If multiple users in the same organization both enable organization-scope alerts, the organization’s spend is only evaluated once — both users are added as recipients of the same alert.
The User and Key scopes both cover personal API key spend. User monitors the aggregate total, while Key monitors each key individually. Enabling both means you could receive an aggregate alert and per-key alerts for the same spend — this is intentional and mirrors the Organization/Team relationship.

Baseline requirements

To avoid false positives, the detection engine requires a meaningful spending baseline before it will fire an alert.
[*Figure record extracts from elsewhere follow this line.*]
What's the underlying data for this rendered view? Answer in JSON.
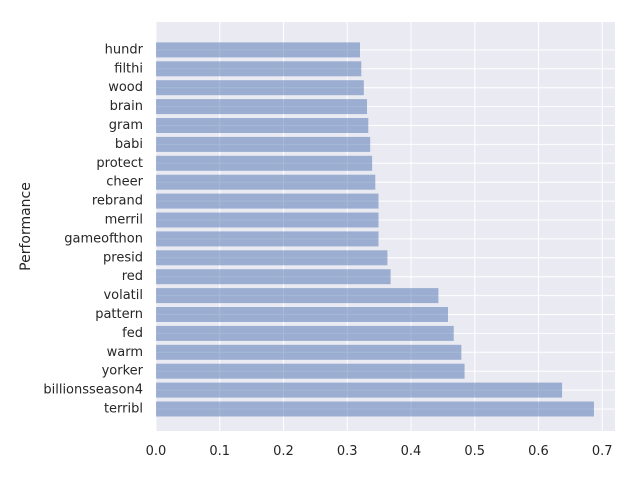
{
  "chart_data": {
    "type": "bar",
    "orientation": "horizontal",
    "title": "",
    "xlabel": "",
    "ylabel": "Performance",
    "xlim": [
      0,
      0.72
    ],
    "xticks": [
      0.0,
      0.1,
      0.2,
      0.3,
      0.4,
      0.5,
      0.6,
      0.7
    ],
    "xtick_labels": [
      "0.0",
      "0.1",
      "0.2",
      "0.3",
      "0.4",
      "0.5",
      "0.6",
      "0.7"
    ],
    "grid": true,
    "bar_color": "#4c72b0",
    "background_color": "#eaeaf2",
    "categories": [
      "terribl",
      "billionsseason4",
      "yorker",
      "warm",
      "fed",
      "pattern",
      "volatil",
      "red",
      "presid",
      "gameofthon",
      "merril",
      "rebrand",
      "cheer",
      "protect",
      "babi",
      "gram",
      "brain",
      "wood",
      "filthi",
      "hundr"
    ],
    "values": [
      0.687,
      0.637,
      0.484,
      0.479,
      0.467,
      0.458,
      0.443,
      0.368,
      0.363,
      0.349,
      0.349,
      0.349,
      0.344,
      0.339,
      0.336,
      0.333,
      0.331,
      0.326,
      0.322,
      0.32
    ]
  }
}
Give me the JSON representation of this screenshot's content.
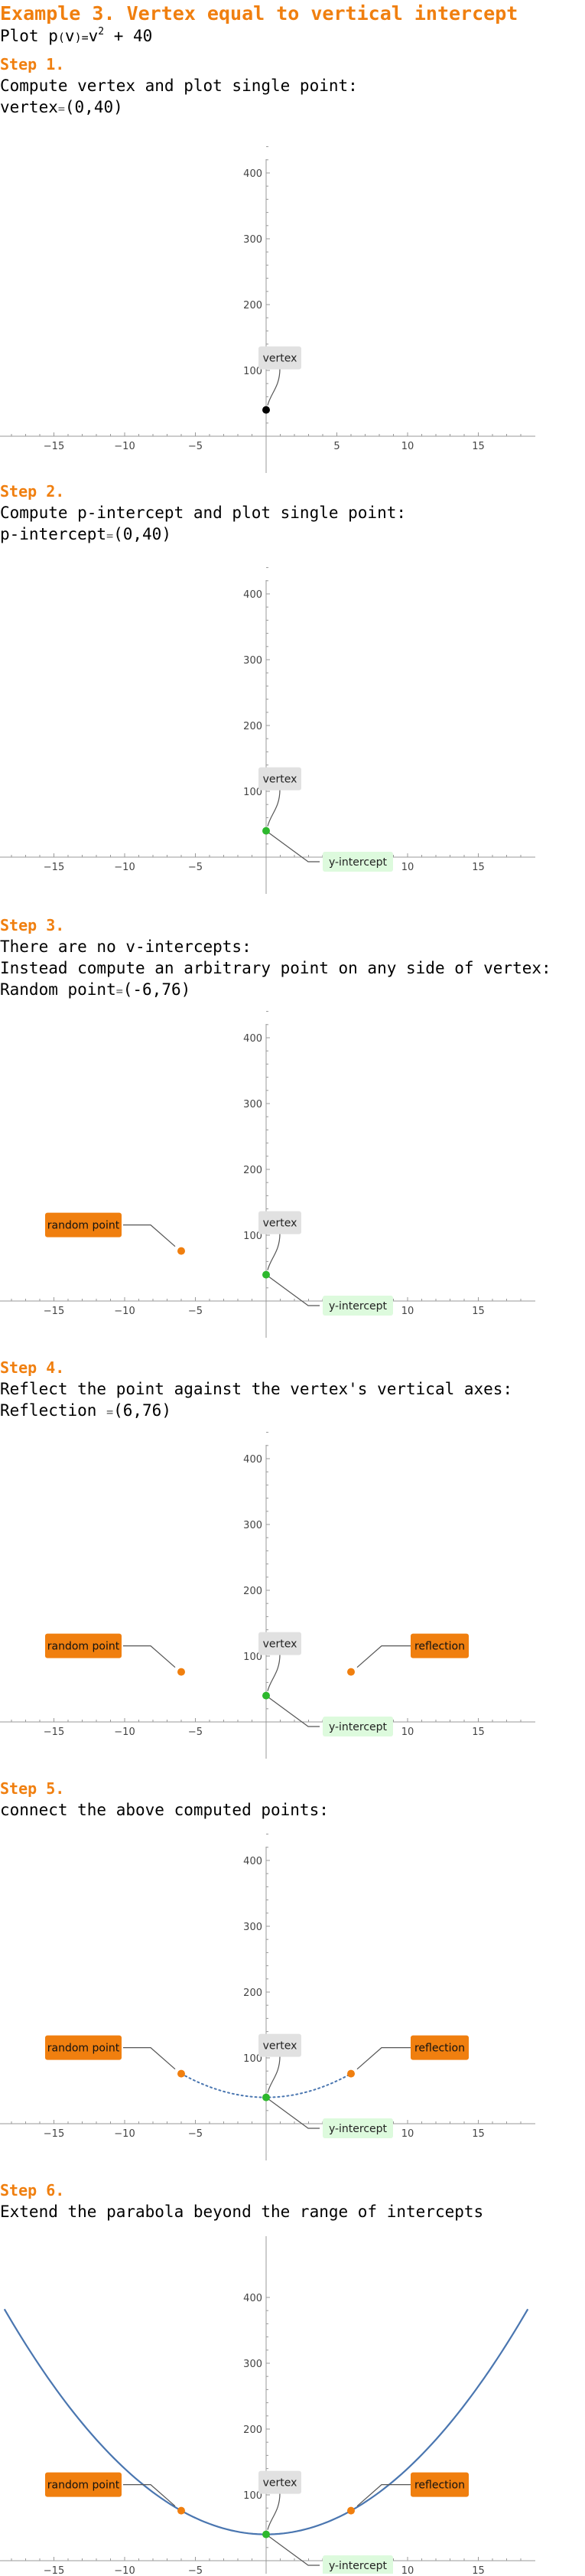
{
  "title": "Example 3. Vertex equal to vertical intercept",
  "subtitle": {
    "prefix": "Plot ",
    "func": "p",
    "lp": "(",
    "var": "v",
    "rp": ")",
    "eq": "=",
    "base": "v",
    "exp": "2",
    "rest": " + 40"
  },
  "colors": {
    "accent": "#f07f0f",
    "vertex_dot_step1": "#000000",
    "green_point": "#2db82d",
    "orange_point": "#f07f0f",
    "curve": "#4a76b0",
    "label_gray": "#e1e1e1",
    "label_green": "#ddfadd",
    "label_orange": "#f07f0f",
    "axis": "#999999"
  },
  "steps": [
    {
      "step_label": "Step 1.",
      "lines": [
        {
          "text": "Compute vertex and plot single point:"
        },
        {
          "name": "vertex",
          "eq": "=",
          "value": "(0,40)"
        }
      ]
    },
    {
      "step_label": "Step 2.",
      "lines": [
        {
          "text": "Compute p-intercept and plot single point:"
        },
        {
          "name": "p-intercept",
          "eq": "=",
          "value": "(0,40)"
        }
      ]
    },
    {
      "step_label": "Step 3.",
      "lines": [
        {
          "text": "There are no v-intercepts:"
        },
        {
          "text": "Instead compute an arbitrary point on any side of vertex:"
        },
        {
          "name": "Random point",
          "eq": "=",
          "value": "(-6,76)"
        }
      ]
    },
    {
      "step_label": "Step 4.",
      "lines": [
        {
          "text": "Reflect the point against the vertex's vertical axes:"
        },
        {
          "name": "Reflection ",
          "eq": "=",
          "value": "(6,76)"
        }
      ]
    },
    {
      "step_label": "Step 5.",
      "lines": [
        {
          "text": "connect the above computed points:"
        }
      ]
    },
    {
      "step_label": "Step 6.",
      "lines": [
        {
          "text": "Extend the parabola beyond the range of intercepts"
        }
      ]
    }
  ],
  "labels": {
    "vertex": "vertex",
    "y_intercept": "y-intercept",
    "random_point": "random point",
    "reflection": "reflection"
  },
  "chart_data": [
    {
      "type": "scatter",
      "xlim": [
        -19,
        19
      ],
      "ylim": [
        -5,
        450
      ],
      "x_ticks": [
        -15,
        -10,
        -5,
        5,
        10,
        15
      ],
      "y_ticks": [
        100,
        200,
        300,
        400
      ],
      "points": [
        {
          "x": 0,
          "y": 40,
          "color": "#000000",
          "label": "vertex"
        }
      ],
      "curve": "none"
    },
    {
      "type": "scatter",
      "xlim": [
        -19,
        19
      ],
      "ylim": [
        -5,
        450
      ],
      "x_ticks": [
        -15,
        -10,
        -5,
        5,
        10,
        15
      ],
      "y_ticks": [
        100,
        200,
        300,
        400
      ],
      "points": [
        {
          "x": 0,
          "y": 40,
          "color": "#2db82d",
          "label": "vertex"
        }
      ],
      "y_intercept_label": true,
      "curve": "none"
    },
    {
      "type": "scatter",
      "xlim": [
        -19,
        19
      ],
      "ylim": [
        -5,
        450
      ],
      "x_ticks": [
        -15,
        -10,
        -5,
        5,
        10,
        15
      ],
      "y_ticks": [
        100,
        200,
        300,
        400
      ],
      "points": [
        {
          "x": 0,
          "y": 40,
          "color": "#2db82d",
          "label": "vertex"
        },
        {
          "x": -6,
          "y": 76,
          "color": "#f07f0f",
          "label": "random point"
        }
      ],
      "y_intercept_label": true,
      "curve": "none"
    },
    {
      "type": "scatter",
      "xlim": [
        -19,
        19
      ],
      "ylim": [
        -5,
        450
      ],
      "x_ticks": [
        -15,
        -10,
        -5,
        5,
        10,
        15
      ],
      "y_ticks": [
        100,
        200,
        300,
        400
      ],
      "points": [
        {
          "x": 0,
          "y": 40,
          "color": "#2db82d",
          "label": "vertex"
        },
        {
          "x": -6,
          "y": 76,
          "color": "#f07f0f",
          "label": "random point"
        },
        {
          "x": 6,
          "y": 76,
          "color": "#f07f0f",
          "label": "reflection"
        }
      ],
      "y_intercept_label": true,
      "curve": "none"
    },
    {
      "type": "line",
      "xlim": [
        -19,
        19
      ],
      "ylim": [
        -5,
        450
      ],
      "x_ticks": [
        -15,
        -10,
        -5,
        5,
        10,
        15
      ],
      "y_ticks": [
        100,
        200,
        300,
        400
      ],
      "points": [
        {
          "x": 0,
          "y": 40,
          "color": "#2db82d",
          "label": "vertex"
        },
        {
          "x": -6,
          "y": 76,
          "color": "#f07f0f",
          "label": "random point"
        },
        {
          "x": 6,
          "y": 76,
          "color": "#f07f0f",
          "label": "reflection"
        }
      ],
      "y_intercept_label": true,
      "curve": "dotted",
      "curve_range": [
        -6,
        6
      ]
    },
    {
      "type": "line",
      "xlim": [
        -18.2,
        18.2
      ],
      "ylim": [
        -5,
        410
      ],
      "x_ticks": [
        -15,
        -10,
        -5,
        5,
        10,
        15
      ],
      "y_ticks": [
        100,
        200,
        300,
        400
      ],
      "points": [
        {
          "x": 0,
          "y": 40,
          "color": "#2db82d",
          "label": "vertex"
        },
        {
          "x": -6,
          "y": 76,
          "color": "#f07f0f",
          "label": "random point"
        },
        {
          "x": 6,
          "y": 76,
          "color": "#f07f0f",
          "label": "reflection"
        }
      ],
      "y_intercept_label": true,
      "curve": "solid",
      "curve_range": [
        -18.5,
        18.5
      ]
    }
  ]
}
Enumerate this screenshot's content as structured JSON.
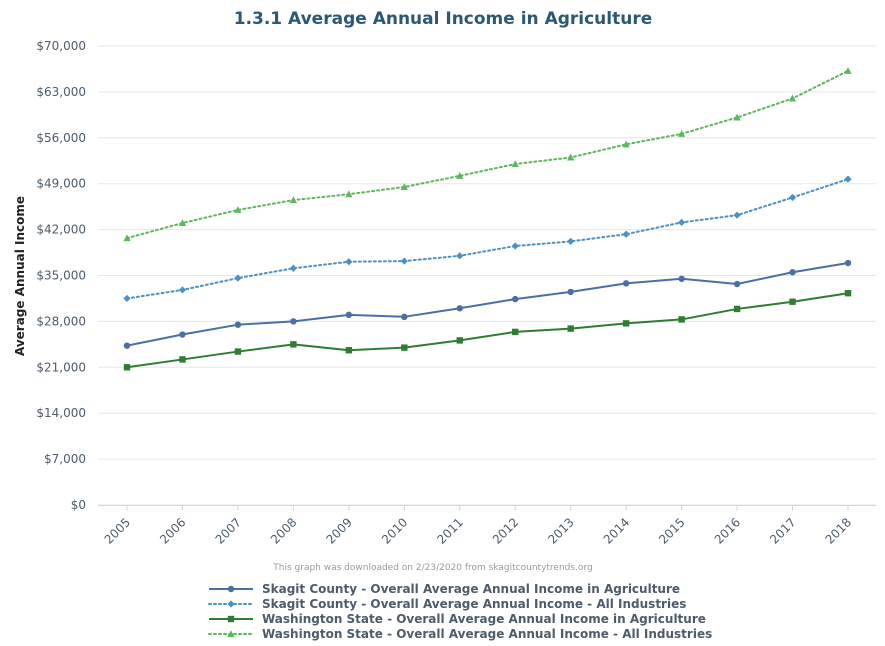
{
  "chart_data": {
    "type": "line",
    "title": "1.3.1 Average Annual Income in Agriculture",
    "ylabel": "Average Annual Income",
    "xlabel": "",
    "credits": "This graph was downloaded on 2/23/2020 from skagitcountytrends.org",
    "categories": [
      "2005",
      "2006",
      "2007",
      "2008",
      "2009",
      "2010",
      "2011",
      "2012",
      "2013",
      "2014",
      "2015",
      "2016",
      "2017",
      "2018"
    ],
    "ylim": [
      0,
      70000
    ],
    "yticks": [
      0,
      7000,
      14000,
      21000,
      28000,
      35000,
      42000,
      49000,
      56000,
      63000,
      70000
    ],
    "ytick_labels": [
      "$0",
      "$7,000",
      "$14,000",
      "$21,000",
      "$28,000",
      "$35,000",
      "$42,000",
      "$49,000",
      "$56,000",
      "$63,000",
      "$70,000"
    ],
    "grid": true,
    "legend_position": "bottom",
    "series": [
      {
        "name": "Skagit County - Overall Average Annual Income in Agriculture",
        "color": "#4a6fa5",
        "line_style": "solid",
        "marker": "circle",
        "values": [
          24300,
          26000,
          27500,
          28000,
          29000,
          28700,
          30000,
          31400,
          32500,
          33800,
          34500,
          33700,
          35500,
          36900
        ]
      },
      {
        "name": "Skagit County - Overall Average Annual Income - All Industries",
        "color": "#4a90c8",
        "line_style": "dotted",
        "marker": "diamond",
        "values": [
          31500,
          32800,
          34600,
          36100,
          37100,
          37200,
          38000,
          39500,
          40200,
          41300,
          43100,
          44200,
          46900,
          49700
        ]
      },
      {
        "name": "Washington State - Overall Average Annual Income in Agriculture",
        "color": "#2e7d32",
        "line_style": "solid",
        "marker": "square",
        "values": [
          21000,
          22200,
          23400,
          24500,
          23600,
          24000,
          25100,
          26400,
          26900,
          27700,
          28300,
          29900,
          31000,
          32300
        ]
      },
      {
        "name": "Washington State - Overall Average Annual Income - All Industries",
        "color": "#5cb85c",
        "line_style": "dotted",
        "marker": "triangle",
        "values": [
          40700,
          43000,
          45000,
          46500,
          47400,
          48500,
          50200,
          52000,
          53000,
          55000,
          56600,
          59100,
          62000,
          66200
        ]
      }
    ]
  }
}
Specifically:
  1. Minimum data points — at least 7 days of data in the 30-day lookback window
  2. Consistent usage — at least 50% of baseline days must have non-zero spend
  3. Grace period — accounts less than 14 days old are never alerted
If any condition is not met, no alert is triggered. This means:
  • New accounts are given 14 days before alerts activate
  • Accounts resuming after a long break (where most of the lookback window is zeros) are not alerted — there is no meaningful baseline to compare against
  • Sporadic, low-frequency users will not receive anomalous spend alerts until their usage becomes consistent enough to establish a pattern
Anomalous spend detection is designed for accounts with regular, consistent usage. If your usage is highly irregular (e.g., large batch jobs once a week with nothing in between), this alert type may not be a good fit — consider using low balance alerts instead.

Edge cases

Flat baseline (zero variance)

If every day in the baseline has the exact same spend (standard deviation is zero), the z-score cannot be computed normally. In this case, the engine falls back to a percentage-based check: if yesterday’s spend exceeds 150% of the baseline average, the alert fires.

Today’s spend is excluded

The detection day is always yesterday, not today. Today’s spend is excluded from both the baseline and the detection value, since the day is not yet complete and partial data would skew the results.

Notifications

When an anomalous spend alert fires, you are notified via your configured channels:
  • Email — includes yesterday’s spend, the baseline average, the percentage increase, and a link to your billing page
  • SMS — a shorter summary with the same key figures
Each entity (organization, team, or key) is subject to a 24-hour cooldown after an alert fires. During this window, no duplicate alerts are sent for the same entity.